今回、私が抱える問題について皆様からのコメントをいただければと思い、このトピックを作成しました。

現在、JAXラボより購入したCD11c-Creマウス(#008068)と私たちの興味ある遺伝子Aのfloxedマウスと交配させ、そのマウスおよびlittermateのマウスを使用し、樹状細胞 (DC) におけるタンパク質Aの発現をフローサイトメトリー(LSR-II)にて確認することを行っています。

マウス週齢は9ヶ月以降の♂マウスが利用できたので、それを使用しました。

手順は脾臓を取り出しシングルセルにした後に赤血球溶血バッファーにて溶血後、抗体染色を行い、最後にPIで染色したものを解析しています。

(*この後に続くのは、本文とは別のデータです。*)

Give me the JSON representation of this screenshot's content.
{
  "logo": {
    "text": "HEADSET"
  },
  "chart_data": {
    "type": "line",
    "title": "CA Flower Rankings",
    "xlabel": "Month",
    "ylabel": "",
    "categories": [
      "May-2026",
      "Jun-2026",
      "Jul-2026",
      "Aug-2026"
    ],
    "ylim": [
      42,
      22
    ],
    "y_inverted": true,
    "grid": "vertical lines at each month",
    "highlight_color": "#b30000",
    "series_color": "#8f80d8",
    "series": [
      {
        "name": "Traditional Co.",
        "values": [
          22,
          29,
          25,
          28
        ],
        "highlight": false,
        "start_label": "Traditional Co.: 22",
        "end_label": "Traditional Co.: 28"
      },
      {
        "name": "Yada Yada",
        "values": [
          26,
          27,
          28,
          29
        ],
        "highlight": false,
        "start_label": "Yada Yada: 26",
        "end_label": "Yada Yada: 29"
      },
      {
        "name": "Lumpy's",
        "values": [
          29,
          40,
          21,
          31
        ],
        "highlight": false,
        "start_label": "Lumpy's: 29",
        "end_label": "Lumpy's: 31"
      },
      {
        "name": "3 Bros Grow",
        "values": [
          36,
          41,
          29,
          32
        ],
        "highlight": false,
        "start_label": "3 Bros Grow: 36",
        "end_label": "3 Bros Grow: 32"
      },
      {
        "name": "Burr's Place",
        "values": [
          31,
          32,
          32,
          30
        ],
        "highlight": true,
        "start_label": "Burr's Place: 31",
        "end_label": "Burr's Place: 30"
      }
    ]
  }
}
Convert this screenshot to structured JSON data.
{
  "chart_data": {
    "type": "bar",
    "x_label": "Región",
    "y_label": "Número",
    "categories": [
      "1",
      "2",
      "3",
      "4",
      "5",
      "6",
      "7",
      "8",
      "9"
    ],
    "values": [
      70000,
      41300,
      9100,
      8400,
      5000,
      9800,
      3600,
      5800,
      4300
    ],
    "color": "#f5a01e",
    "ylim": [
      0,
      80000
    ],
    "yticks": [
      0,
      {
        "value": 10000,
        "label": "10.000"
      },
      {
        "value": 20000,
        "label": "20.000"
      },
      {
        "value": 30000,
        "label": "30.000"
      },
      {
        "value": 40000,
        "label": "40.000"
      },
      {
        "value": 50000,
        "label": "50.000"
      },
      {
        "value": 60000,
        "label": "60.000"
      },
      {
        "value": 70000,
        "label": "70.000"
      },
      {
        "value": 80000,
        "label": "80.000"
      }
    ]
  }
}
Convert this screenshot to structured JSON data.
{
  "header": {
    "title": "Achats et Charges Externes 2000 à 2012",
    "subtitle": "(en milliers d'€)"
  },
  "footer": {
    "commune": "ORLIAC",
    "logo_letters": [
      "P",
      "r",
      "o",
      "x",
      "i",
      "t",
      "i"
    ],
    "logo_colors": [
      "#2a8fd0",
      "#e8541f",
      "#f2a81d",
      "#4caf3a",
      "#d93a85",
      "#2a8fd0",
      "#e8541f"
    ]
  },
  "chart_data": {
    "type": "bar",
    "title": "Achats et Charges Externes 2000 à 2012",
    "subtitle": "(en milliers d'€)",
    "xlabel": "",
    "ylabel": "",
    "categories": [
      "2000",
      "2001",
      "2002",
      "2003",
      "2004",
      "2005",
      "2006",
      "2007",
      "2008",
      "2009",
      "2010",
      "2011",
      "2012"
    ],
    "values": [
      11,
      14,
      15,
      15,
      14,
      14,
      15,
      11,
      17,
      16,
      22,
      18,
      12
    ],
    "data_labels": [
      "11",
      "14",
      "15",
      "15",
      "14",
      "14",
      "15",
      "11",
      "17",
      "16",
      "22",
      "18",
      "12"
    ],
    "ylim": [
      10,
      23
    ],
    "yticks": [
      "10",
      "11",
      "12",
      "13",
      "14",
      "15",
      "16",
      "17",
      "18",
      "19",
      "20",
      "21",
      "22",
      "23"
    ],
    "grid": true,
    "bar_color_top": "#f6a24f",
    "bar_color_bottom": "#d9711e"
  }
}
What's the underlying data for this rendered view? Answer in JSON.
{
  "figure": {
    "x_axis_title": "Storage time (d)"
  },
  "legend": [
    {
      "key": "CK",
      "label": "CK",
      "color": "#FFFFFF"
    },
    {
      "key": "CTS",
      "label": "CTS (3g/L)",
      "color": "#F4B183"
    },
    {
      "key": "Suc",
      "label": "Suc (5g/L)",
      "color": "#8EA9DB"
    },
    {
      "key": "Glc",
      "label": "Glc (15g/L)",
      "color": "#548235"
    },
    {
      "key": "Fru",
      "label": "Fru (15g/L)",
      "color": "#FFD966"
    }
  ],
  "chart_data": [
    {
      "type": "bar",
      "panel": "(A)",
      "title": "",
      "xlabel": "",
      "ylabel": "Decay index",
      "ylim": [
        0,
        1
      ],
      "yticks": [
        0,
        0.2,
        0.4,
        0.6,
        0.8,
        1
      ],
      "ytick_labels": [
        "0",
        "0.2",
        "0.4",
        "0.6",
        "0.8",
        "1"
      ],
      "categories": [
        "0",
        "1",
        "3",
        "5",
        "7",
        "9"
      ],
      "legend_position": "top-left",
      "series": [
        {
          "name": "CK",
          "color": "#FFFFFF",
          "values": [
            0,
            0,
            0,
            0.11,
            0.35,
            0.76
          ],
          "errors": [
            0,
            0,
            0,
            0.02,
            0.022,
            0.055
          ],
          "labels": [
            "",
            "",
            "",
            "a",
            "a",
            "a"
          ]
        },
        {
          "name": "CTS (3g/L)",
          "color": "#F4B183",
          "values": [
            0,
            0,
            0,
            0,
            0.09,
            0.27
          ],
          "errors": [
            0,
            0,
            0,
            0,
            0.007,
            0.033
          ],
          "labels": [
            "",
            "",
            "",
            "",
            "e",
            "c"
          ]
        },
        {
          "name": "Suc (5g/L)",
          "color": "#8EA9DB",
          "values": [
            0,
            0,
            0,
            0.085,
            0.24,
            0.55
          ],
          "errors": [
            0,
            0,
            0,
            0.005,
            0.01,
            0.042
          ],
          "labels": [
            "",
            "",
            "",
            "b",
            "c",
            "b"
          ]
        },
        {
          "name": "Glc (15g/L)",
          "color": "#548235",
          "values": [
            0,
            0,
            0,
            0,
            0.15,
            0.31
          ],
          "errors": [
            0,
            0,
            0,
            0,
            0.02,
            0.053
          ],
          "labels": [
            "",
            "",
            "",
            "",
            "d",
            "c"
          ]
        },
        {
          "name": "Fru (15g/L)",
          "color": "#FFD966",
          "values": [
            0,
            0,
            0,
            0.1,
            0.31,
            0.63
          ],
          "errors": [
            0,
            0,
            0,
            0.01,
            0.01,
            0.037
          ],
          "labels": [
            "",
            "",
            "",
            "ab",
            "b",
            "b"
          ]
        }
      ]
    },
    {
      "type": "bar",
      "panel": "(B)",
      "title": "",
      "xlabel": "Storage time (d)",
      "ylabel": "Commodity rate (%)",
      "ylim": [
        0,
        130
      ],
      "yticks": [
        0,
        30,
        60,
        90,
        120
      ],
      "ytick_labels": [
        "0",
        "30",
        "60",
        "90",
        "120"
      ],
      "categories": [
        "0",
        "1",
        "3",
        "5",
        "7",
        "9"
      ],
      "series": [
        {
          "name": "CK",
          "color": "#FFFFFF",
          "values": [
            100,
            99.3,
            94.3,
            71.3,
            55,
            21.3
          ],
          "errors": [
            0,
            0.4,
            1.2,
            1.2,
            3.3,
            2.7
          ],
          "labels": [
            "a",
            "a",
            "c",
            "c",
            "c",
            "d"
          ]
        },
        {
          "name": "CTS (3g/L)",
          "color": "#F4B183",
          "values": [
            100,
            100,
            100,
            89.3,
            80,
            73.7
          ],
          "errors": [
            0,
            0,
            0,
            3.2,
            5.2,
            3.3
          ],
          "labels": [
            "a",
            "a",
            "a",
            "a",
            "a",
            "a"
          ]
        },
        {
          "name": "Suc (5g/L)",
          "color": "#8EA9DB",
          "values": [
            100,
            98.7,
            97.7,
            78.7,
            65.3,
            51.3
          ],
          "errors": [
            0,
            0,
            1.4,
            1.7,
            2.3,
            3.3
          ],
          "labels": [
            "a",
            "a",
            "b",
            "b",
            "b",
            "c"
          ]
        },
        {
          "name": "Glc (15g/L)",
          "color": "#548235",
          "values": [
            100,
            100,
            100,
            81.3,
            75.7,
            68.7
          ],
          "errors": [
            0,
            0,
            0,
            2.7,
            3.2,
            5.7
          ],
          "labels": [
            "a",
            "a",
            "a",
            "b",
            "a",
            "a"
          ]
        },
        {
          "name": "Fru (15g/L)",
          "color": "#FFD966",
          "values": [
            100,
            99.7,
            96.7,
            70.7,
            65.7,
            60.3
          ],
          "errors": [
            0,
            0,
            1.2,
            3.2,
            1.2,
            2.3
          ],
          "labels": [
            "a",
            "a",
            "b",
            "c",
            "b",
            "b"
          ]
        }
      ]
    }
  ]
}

その結果、DC特異的なノックマウスにおいても、littermateと変わらずシグナルが検出されてしまいました。抗体の特異性を疑い、市販で論文でも実績のある2種類を試してみましたが、結果は変わらずでした。

可能性として以下を考えています。
1. タンパク質Aに対する抗体の特異性が低い可能性
2. Genotypeに使用するprimerが、CD11c-Creではなく別のCreのprimerである可能性
3. JAXラボより購入したCD11c-Creマウスが、CD11c-Cre-ERの可能性
4. タンパク質Aの寿命が極めて長い可能性
5. CD11c-Cre 遺伝子座のプロモータのメチル化などのepigeneticな発現抑制の可能性
6. undeleted cellによる代償増殖によりpopularityがrecoveryした可能性

を考えています。まだあるかもしれません。。
1に関してはその可能性は残っていますが、別の組織で別の細胞なのですが、タンパク質Aを飛ばした際にはその抗体はノックアウトマウスではきちんと発現が消えていることを確認しています。
2と3に関しては正しい事を確認しました。
4に関してですが、今回9週齢のマウスを用いたのでその可能性は極めて低いものと考えています。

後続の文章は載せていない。